A lawyer for the Princeton Borough Police Union, PBA Local 130, has threatened to go to court if officials try to bump the new Princeton Township acting chief to the top of the ranks of the consolidated Princeton police force.
“The PBA has requested that we write to you to express its concern over the Township’s erroneous belief that its recent appointment of a lieutenant to the position of `acting chief of police’ places that individual equal to the rank of the Borough’s police chief and superior in rank to the borough’s captain and lieutenants,” reads the letter from lawyer James Mets of Iselin, obtained by Planet Princeton.
“Please be advised that the appointment of a lieutenant to the position of `acting chief of police’ does not make him a permanently appointed chief of police. He remains a lieutenant unless permanently appointed to the title of chief,” Mets wrote. “It is our opinion that the only eligible candidate for the position of chief of police for the consolidated Princeton is the Borough’s current Chief, David Dudeck. Moreover, the Township’s `acting chief of police’ does not outrank the Borough’s captain and lieutenants.”
Mets argues that any attempt to demote Dudeck, Borough Captain Nick Sutter, or Borough Lieutenants Sharon Papp and Robert Currier to accommodate promoting the Township’s acting chief would violate state statutes.
Earlier this month, the Princeton Township Committee voted unanimously to promote Christopher Morgan to acting police chief. Morgan previously was a lieutenant serving as the officer in charge of the department in the wake of Chief Robert Buchanan’s departure. Effective March 31, Buchanan was placed on a paid leave of absence until the end of the year and will officially retire Dec. 31 as part of an agreement with the Township.
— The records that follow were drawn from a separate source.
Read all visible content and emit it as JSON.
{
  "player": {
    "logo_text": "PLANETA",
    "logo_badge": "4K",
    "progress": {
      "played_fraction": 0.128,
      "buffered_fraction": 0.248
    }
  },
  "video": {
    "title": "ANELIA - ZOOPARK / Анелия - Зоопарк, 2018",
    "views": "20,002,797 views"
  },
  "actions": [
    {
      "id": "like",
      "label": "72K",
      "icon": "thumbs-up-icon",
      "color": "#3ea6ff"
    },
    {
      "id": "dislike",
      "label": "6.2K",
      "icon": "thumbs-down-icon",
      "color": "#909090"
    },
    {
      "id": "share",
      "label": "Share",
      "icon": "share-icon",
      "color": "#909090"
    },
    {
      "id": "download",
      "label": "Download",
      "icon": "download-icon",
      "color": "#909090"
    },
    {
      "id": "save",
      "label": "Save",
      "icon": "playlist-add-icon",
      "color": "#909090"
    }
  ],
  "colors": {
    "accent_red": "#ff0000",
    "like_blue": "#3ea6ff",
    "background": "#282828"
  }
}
Borough officials protested Morgan’s promotion given that consolidation is only seven months away. Some Township officials called the objections political grandstanding. Township officials argued that putting someone in the position of acting chief was necessary for the safety and welfare of residents and that it would be important for the Township to have an employee in the top leadership of the consolidated police force.
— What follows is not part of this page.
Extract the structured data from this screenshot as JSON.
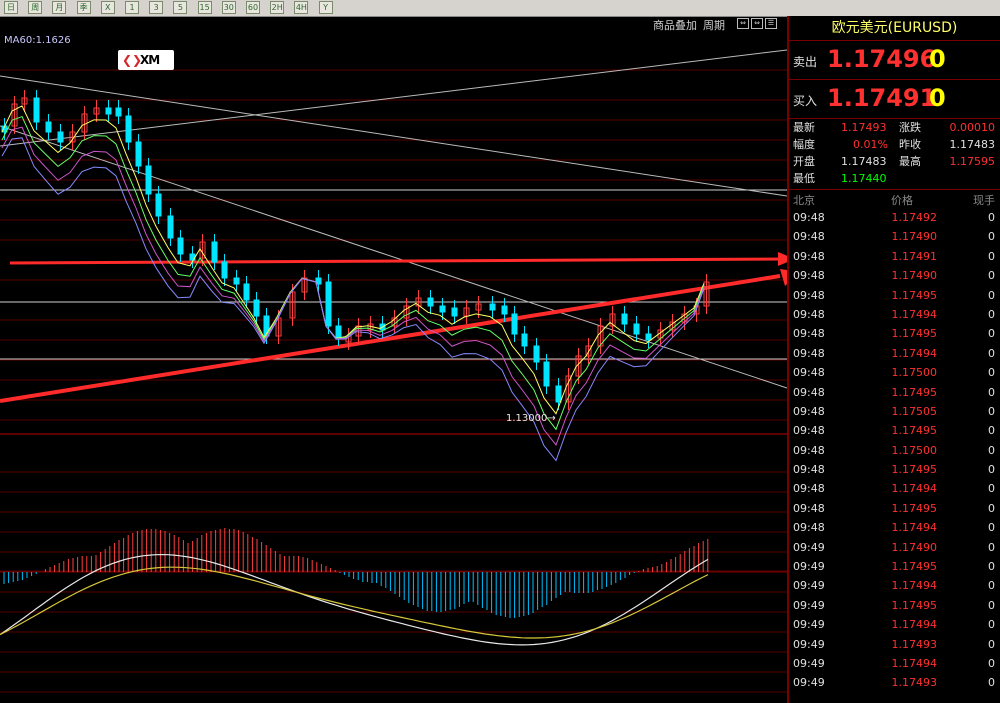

But Mets said state statutes prohibit an employer from demoting an officer who has been appointed to a permanent title without just cause. Charges must be detailed in a written complaint. While the Borough and Township are not governed by the rules of the state’s Civil Service Commission, Mets said the courts have held that an employee serving in an acting capacity does not have a right to that title by occupying the title over a period of time. Morgan has permanent status as a police lieutenant and has tenure in that title, Mets said.
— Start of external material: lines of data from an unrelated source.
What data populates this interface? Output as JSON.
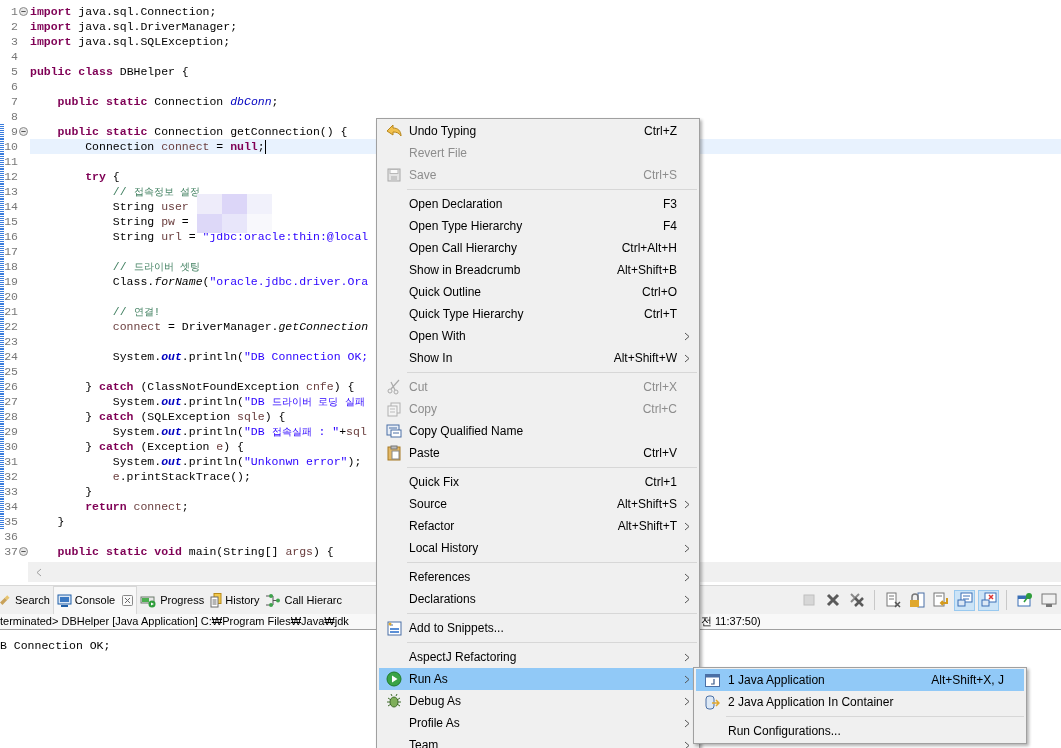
{
  "editor": {
    "lines": [
      {
        "n": "1",
        "fold": true,
        "current": false,
        "changed": false,
        "tokens": [
          {
            "kind": "keyword",
            "text": "import"
          },
          {
            "kind": "plain",
            "text": " java.sql.Connection;"
          }
        ]
      },
      {
        "n": "2",
        "fold": false,
        "current": false,
        "changed": false,
        "tokens": [
          {
            "kind": "keyword",
            "text": "import"
          },
          {
            "kind": "plain",
            "text": " java.sql.DriverManager;"
          }
        ]
      },
      {
        "n": "3",
        "fold": false,
        "current": false,
        "changed": false,
        "tokens": [
          {
            "kind": "keyword",
            "text": "import"
          },
          {
            "kind": "plain",
            "text": " java.sql.SQLException;"
          }
        ]
      },
      {
        "n": "4",
        "fold": false,
        "current": false,
        "changed": false
      },
      {
        "n": "5",
        "fold": false,
        "current": false,
        "changed": false,
        "tokens": [
          {
            "kind": "keyword",
            "text": "public "
          },
          {
            "kind": "keyword",
            "text": "class"
          },
          {
            "kind": "plain",
            "text": " DBHelper {"
          }
        ]
      },
      {
        "n": "6",
        "fold": false,
        "current": false,
        "changed": false
      },
      {
        "n": "7",
        "fold": false,
        "current": false,
        "changed": false,
        "tokens": [
          {
            "kind": "keyword",
            "text": "    public "
          },
          {
            "kind": "keyword",
            "text": "static"
          },
          {
            "kind": "plain",
            "text": " Connection "
          },
          {
            "kind": "field",
            "text": "dbConn"
          },
          {
            "kind": "plain",
            "text": ";"
          }
        ]
      },
      {
        "n": "8",
        "fold": false,
        "current": false,
        "changed": false
      },
      {
        "n": "9",
        "fold": true,
        "current": false,
        "changed": true,
        "tokens": [
          {
            "kind": "keyword",
            "text": "    public "
          },
          {
            "kind": "keyword",
            "text": "static"
          },
          {
            "kind": "plain",
            "text": " Connection getConnection() {"
          }
        ]
      },
      {
        "n": "10",
        "fold": false,
        "current": true,
        "changed": true,
        "tokens": [
          {
            "kind": "plain",
            "text": "        Connection "
          },
          {
            "kind": "var",
            "text": "connect"
          },
          {
            "kind": "plain",
            "text": " = "
          },
          {
            "kind": "keyword",
            "text": "null"
          },
          {
            "kind": "plain",
            "text": ";"
          }
        ]
      },
      {
        "n": "11",
        "fold": false,
        "current": false,
        "changed": true
      },
      {
        "n": "12",
        "fold": false,
        "current": false,
        "changed": true,
        "tokens": [
          {
            "kind": "keyword",
            "text": "        try"
          },
          {
            "kind": "plain",
            "text": " {"
          }
        ]
      },
      {
        "n": "13",
        "fold": false,
        "current": false,
        "changed": true,
        "tokens": [
          {
            "kind": "comment",
            "text": "            // 접속정보 설정"
          }
        ]
      },
      {
        "n": "14",
        "fold": false,
        "current": false,
        "changed": true,
        "tokens": [
          {
            "kind": "plain",
            "text": "            String "
          },
          {
            "kind": "var",
            "text": "user"
          }
        ]
      },
      {
        "n": "15",
        "fold": false,
        "current": false,
        "changed": true,
        "tokens": [
          {
            "kind": "plain",
            "text": "            String "
          },
          {
            "kind": "var",
            "text": "pw"
          },
          {
            "kind": "plain",
            "text": " ="
          }
        ]
      },
      {
        "n": "16",
        "fold": false,
        "current": false,
        "changed": true,
        "tokens": [
          {
            "kind": "plain",
            "text": "            String "
          },
          {
            "kind": "var",
            "text": "url"
          },
          {
            "kind": "plain",
            "text": " = "
          },
          {
            "kind": "string",
            "text": "\"jdbc:oracle:thin:@local"
          }
        ]
      },
      {
        "n": "17",
        "fold": false,
        "current": false,
        "changed": true
      },
      {
        "n": "18",
        "fold": false,
        "current": false,
        "changed": true,
        "tokens": [
          {
            "kind": "comment",
            "text": "            // 드라이버 셋팅"
          }
        ]
      },
      {
        "n": "19",
        "fold": false,
        "current": false,
        "changed": true,
        "tokens": [
          {
            "kind": "plain",
            "text": "            Class."
          },
          {
            "kind": "static-method",
            "text": "forName"
          },
          {
            "kind": "plain",
            "text": "("
          },
          {
            "kind": "string",
            "text": "\"oracle.jdbc.driver.Ora"
          }
        ]
      },
      {
        "n": "20",
        "fold": false,
        "current": false,
        "changed": true
      },
      {
        "n": "21",
        "fold": false,
        "current": false,
        "changed": true,
        "tokens": [
          {
            "kind": "comment",
            "text": "            // 연결!"
          }
        ]
      },
      {
        "n": "22",
        "fold": false,
        "current": false,
        "changed": true,
        "tokens": [
          {
            "kind": "var",
            "text": "            connect"
          },
          {
            "kind": "plain",
            "text": " = DriverManager."
          },
          {
            "kind": "static-method",
            "text": "getConnection"
          }
        ]
      },
      {
        "n": "23",
        "fold": false,
        "current": false,
        "changed": true
      },
      {
        "n": "24",
        "fold": false,
        "current": false,
        "changed": true,
        "tokens": [
          {
            "kind": "plain",
            "text": "            System."
          },
          {
            "kind": "static-field",
            "text": "out"
          },
          {
            "kind": "plain",
            "text": ".println("
          },
          {
            "kind": "string",
            "text": "\"DB Connection OK;"
          }
        ]
      },
      {
        "n": "25",
        "fold": false,
        "current": false,
        "changed": true
      },
      {
        "n": "26",
        "fold": false,
        "current": false,
        "changed": true,
        "tokens": [
          {
            "kind": "plain",
            "text": "        } "
          },
          {
            "kind": "keyword",
            "text": "catch"
          },
          {
            "kind": "plain",
            "text": " (ClassNotFoundException "
          },
          {
            "kind": "var",
            "text": "cnfe"
          },
          {
            "kind": "plain",
            "text": ") {"
          }
        ]
      },
      {
        "n": "27",
        "fold": false,
        "current": false,
        "changed": true,
        "tokens": [
          {
            "kind": "plain",
            "text": "            System."
          },
          {
            "kind": "static-field",
            "text": "out"
          },
          {
            "kind": "plain",
            "text": ".println("
          },
          {
            "kind": "string",
            "text": "\"DB 드라이버 로딩 실패"
          }
        ]
      },
      {
        "n": "28",
        "fold": false,
        "current": false,
        "changed": true,
        "tokens": [
          {
            "kind": "plain",
            "text": "        } "
          },
          {
            "kind": "keyword",
            "text": "catch"
          },
          {
            "kind": "plain",
            "text": " (SQLException "
          },
          {
            "kind": "var",
            "text": "sqle"
          },
          {
            "kind": "plain",
            "text": ") {"
          }
        ]
      },
      {
        "n": "29",
        "fold": false,
        "current": false,
        "changed": true,
        "tokens": [
          {
            "kind": "plain",
            "text": "            System."
          },
          {
            "kind": "static-field",
            "text": "out"
          },
          {
            "kind": "plain",
            "text": ".println("
          },
          {
            "kind": "string",
            "text": "\"DB 접속실패 : \""
          },
          {
            "kind": "plain",
            "text": "+"
          },
          {
            "kind": "var",
            "text": "sql"
          }
        ]
      },
      {
        "n": "30",
        "fold": false,
        "current": false,
        "changed": true,
        "tokens": [
          {
            "kind": "plain",
            "text": "        } "
          },
          {
            "kind": "keyword",
            "text": "catch"
          },
          {
            "kind": "plain",
            "text": " (Exception "
          },
          {
            "kind": "var",
            "text": "e"
          },
          {
            "kind": "plain",
            "text": ") {"
          }
        ]
      },
      {
        "n": "31",
        "fold": false,
        "current": false,
        "changed": true,
        "tokens": [
          {
            "kind": "plain",
            "text": "            System."
          },
          {
            "kind": "static-field",
            "text": "out"
          },
          {
            "kind": "plain",
            "text": ".println("
          },
          {
            "kind": "string",
            "text": "\"Unkonwn error\""
          },
          {
            "kind": "plain",
            "text": ");"
          }
        ]
      },
      {
        "n": "32",
        "fold": false,
        "current": false,
        "changed": true,
        "tokens": [
          {
            "kind": "var",
            "text": "            e"
          },
          {
            "kind": "plain",
            "text": ".printStackTrace();"
          }
        ]
      },
      {
        "n": "33",
        "fold": false,
        "current": false,
        "changed": true,
        "tokens": [
          {
            "kind": "plain",
            "text": "        }"
          }
        ]
      },
      {
        "n": "34",
        "fold": false,
        "current": false,
        "changed": true,
        "tokens": [
          {
            "kind": "keyword",
            "text": "        return "
          },
          {
            "kind": "var",
            "text": "connect"
          },
          {
            "kind": "plain",
            "text": ";"
          }
        ]
      },
      {
        "n": "35",
        "fold": false,
        "current": false,
        "changed": true,
        "tokens": [
          {
            "kind": "plain",
            "text": "    }"
          }
        ]
      },
      {
        "n": "36",
        "fold": false,
        "current": false,
        "changed": false
      },
      {
        "n": "37",
        "fold": true,
        "current": false,
        "changed": false,
        "tokens": [
          {
            "kind": "keyword",
            "text": "    public "
          },
          {
            "kind": "keyword",
            "text": "static "
          },
          {
            "kind": "keyword",
            "text": "void"
          },
          {
            "kind": "plain",
            "text": " main(String[] "
          },
          {
            "kind": "var",
            "text": "args"
          },
          {
            "kind": "plain",
            "text": ") {"
          }
        ]
      }
    ]
  },
  "views": {
    "tabs": [
      {
        "kind": "search",
        "label": "Search",
        "selected": false,
        "closable": false
      },
      {
        "kind": "console",
        "label": "Console",
        "selected": true,
        "closable": true
      },
      {
        "kind": "progress",
        "label": "Progress",
        "selected": false,
        "closable": false
      },
      {
        "kind": "history",
        "label": "History",
        "selected": false,
        "closable": false
      },
      {
        "kind": "call-hierarchy",
        "label": "Call Hierarc",
        "selected": false,
        "closable": false
      }
    ],
    "toolbar": [
      {
        "kind": "stop",
        "disabled": true,
        "pressed": false
      },
      {
        "kind": "remove",
        "disabled": false,
        "pressed": false
      },
      {
        "kind": "remove-all",
        "disabled": false,
        "pressed": false
      },
      {
        "kind": "separator"
      },
      {
        "kind": "clear",
        "disabled": false,
        "pressed": false
      },
      {
        "kind": "scroll-lock",
        "disabled": false,
        "pressed": false
      },
      {
        "kind": "word-wrap",
        "disabled": false,
        "pressed": false
      },
      {
        "kind": "stdout",
        "disabled": false,
        "pressed": true
      },
      {
        "kind": "stderr",
        "disabled": false,
        "pressed": true
      },
      {
        "kind": "separator"
      },
      {
        "kind": "pin",
        "disabled": false,
        "pressed": false
      },
      {
        "kind": "display",
        "disabled": false,
        "pressed": false
      }
    ]
  },
  "console": {
    "header": "terminated> DBHelper [Java Application] C:₩Program Files₩Java₩jdk",
    "header_end": "전 11:37:50)",
    "output": "B Connection OK;"
  },
  "menu": [
    {
      "kind": "item",
      "label": "Undo Typing",
      "shortcut": "Ctrl+Z",
      "submenu": false,
      "disabled": false,
      "selected": false
    },
    {
      "kind": "item",
      "label": "Revert File",
      "submenu": false,
      "disabled": true,
      "selected": false
    },
    {
      "kind": "item",
      "label": "Save",
      "shortcut": "Ctrl+S",
      "submenu": false,
      "disabled": true,
      "selected": false
    },
    {
      "kind": "separator"
    },
    {
      "kind": "item",
      "label": "Open Declaration",
      "shortcut": "F3",
      "submenu": false,
      "disabled": false,
      "selected": false
    },
    {
      "kind": "item",
      "label": "Open Type Hierarchy",
      "shortcut": "F4",
      "submenu": false,
      "disabled": false,
      "selected": false
    },
    {
      "kind": "item",
      "label": "Open Call Hierarchy",
      "shortcut": "Ctrl+Alt+H",
      "submenu": false,
      "disabled": false,
      "selected": false
    },
    {
      "kind": "item",
      "label": "Show in Breadcrumb",
      "shortcut": "Alt+Shift+B",
      "submenu": false,
      "disabled": false,
      "selected": false
    },
    {
      "kind": "item",
      "label": "Quick Outline",
      "shortcut": "Ctrl+O",
      "submenu": false,
      "disabled": false,
      "selected": false
    },
    {
      "kind": "item",
      "label": "Quick Type Hierarchy",
      "shortcut": "Ctrl+T",
      "submenu": false,
      "disabled": false,
      "selected": false
    },
    {
      "kind": "item",
      "label": "Open With",
      "submenu": true,
      "disabled": false,
      "selected": false
    },
    {
      "kind": "item",
      "label": "Show In",
      "shortcut": "Alt+Shift+W",
      "submenu": true,
      "disabled": false,
      "selected": false
    },
    {
      "kind": "separator"
    },
    {
      "kind": "item",
      "label": "Cut",
      "shortcut": "Ctrl+X",
      "submenu": false,
      "disabled": true,
      "selected": false
    },
    {
      "kind": "item",
      "label": "Copy",
      "shortcut": "Ctrl+C",
      "submenu": false,
      "disabled": true,
      "selected": false
    },
    {
      "kind": "item",
      "label": "Copy Qualified Name",
      "submenu": false,
      "disabled": false,
      "selected": false
    },
    {
      "kind": "item",
      "label": "Paste",
      "shortcut": "Ctrl+V",
      "submenu": false,
      "disabled": false,
      "selected": false
    },
    {
      "kind": "separator"
    },
    {
      "kind": "item",
      "label": "Quick Fix",
      "shortcut": "Ctrl+1",
      "submenu": false,
      "disabled": false,
      "selected": false
    },
    {
      "kind": "item",
      "label": "Source",
      "shortcut": "Alt+Shift+S",
      "submenu": true,
      "disabled": false,
      "selected": false
    },
    {
      "kind": "item",
      "label": "Refactor",
      "shortcut": "Alt+Shift+T",
      "submenu": true,
      "disabled": false,
      "selected": false
    },
    {
      "kind": "item",
      "label": "Local History",
      "submenu": true,
      "disabled": false,
      "selected": false
    },
    {
      "kind": "separator"
    },
    {
      "kind": "item",
      "label": "References",
      "submenu": true,
      "disabled": false,
      "selected": false
    },
    {
      "kind": "item",
      "label": "Declarations",
      "submenu": true,
      "disabled": false,
      "selected": false
    },
    {
      "kind": "separator"
    },
    {
      "kind": "item",
      "label": "Add to Snippets...",
      "submenu": false,
      "disabled": false,
      "selected": false
    },
    {
      "kind": "separator"
    },
    {
      "kind": "item",
      "label": "AspectJ Refactoring",
      "submenu": true,
      "disabled": false,
      "selected": false
    },
    {
      "kind": "item",
      "label": "Run As",
      "submenu": true,
      "disabled": false,
      "selected": true
    },
    {
      "kind": "item",
      "label": "Debug As",
      "submenu": true,
      "disabled": false,
      "selected": false
    },
    {
      "kind": "item",
      "label": "Profile As",
      "submenu": true,
      "disabled": false,
      "selected": false
    },
    {
      "kind": "item",
      "label": "Team",
      "submenu": true,
      "disabled": false,
      "selected": false
    }
  ],
  "submenu": [
    {
      "kind": "item",
      "label": "1 Java Application",
      "shortcut": "Alt+Shift+X, J",
      "selected": true
    },
    {
      "kind": "item",
      "label": "2 Java Application In Container",
      "selected": false
    },
    {
      "kind": "separator"
    },
    {
      "kind": "item",
      "label": "Run Configurations...",
      "selected": false
    }
  ]
}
Met also argues that the consolidation commission’s recommendations on a “rank neutral approach” to merging the two departments support his argument that Dudeck is the only sworn officer eligible to become the police chief of the consolidated Princeton.
“When the residents of the Borough and the Township approved consolidation, each department had an active, permanent chief of police. In April of 2012, Township Chief of Police Robert Buchanan abruptly retired, leaving only Borough Chief of Police, David Dudeck as the only permanent Chief of Police affected by the consolidation,” Mets wrote. “By designating a lieutenant as `acting chief of police’ instead of promoting him to the permanent title, the Township has recognized its obligation to comply with the implementation of the rank neutral design. Based on the report, the Township does not have the authority to change its rank structure while the consolidation is being implemented. Thus, it cannot seek to have a junior lieutenant leapfrog over an existing captain and two senior lieutenants.”
In the letter, Mets asks Mark Freda, chair of the transition task force, to prevail on the transition task force (an advisory body) and officials to “cease and desist” from trying to insert an acting chief of police into the running for chief of the consolidated Princeton Police Department. Any attempts to demote Dudeck, Sutter, Papp or Currier in favor of promoting a junior lieutenant will be vigorously challenged in court, Mets said.
William Kearns, legal counsel to the transition task force, also gave an opinion last week that Morgan would return to his lieutenant status after consolidation takes place.
The consolidation transition task force did not discuss the issue at the four-hour task force meeting Wednesday night.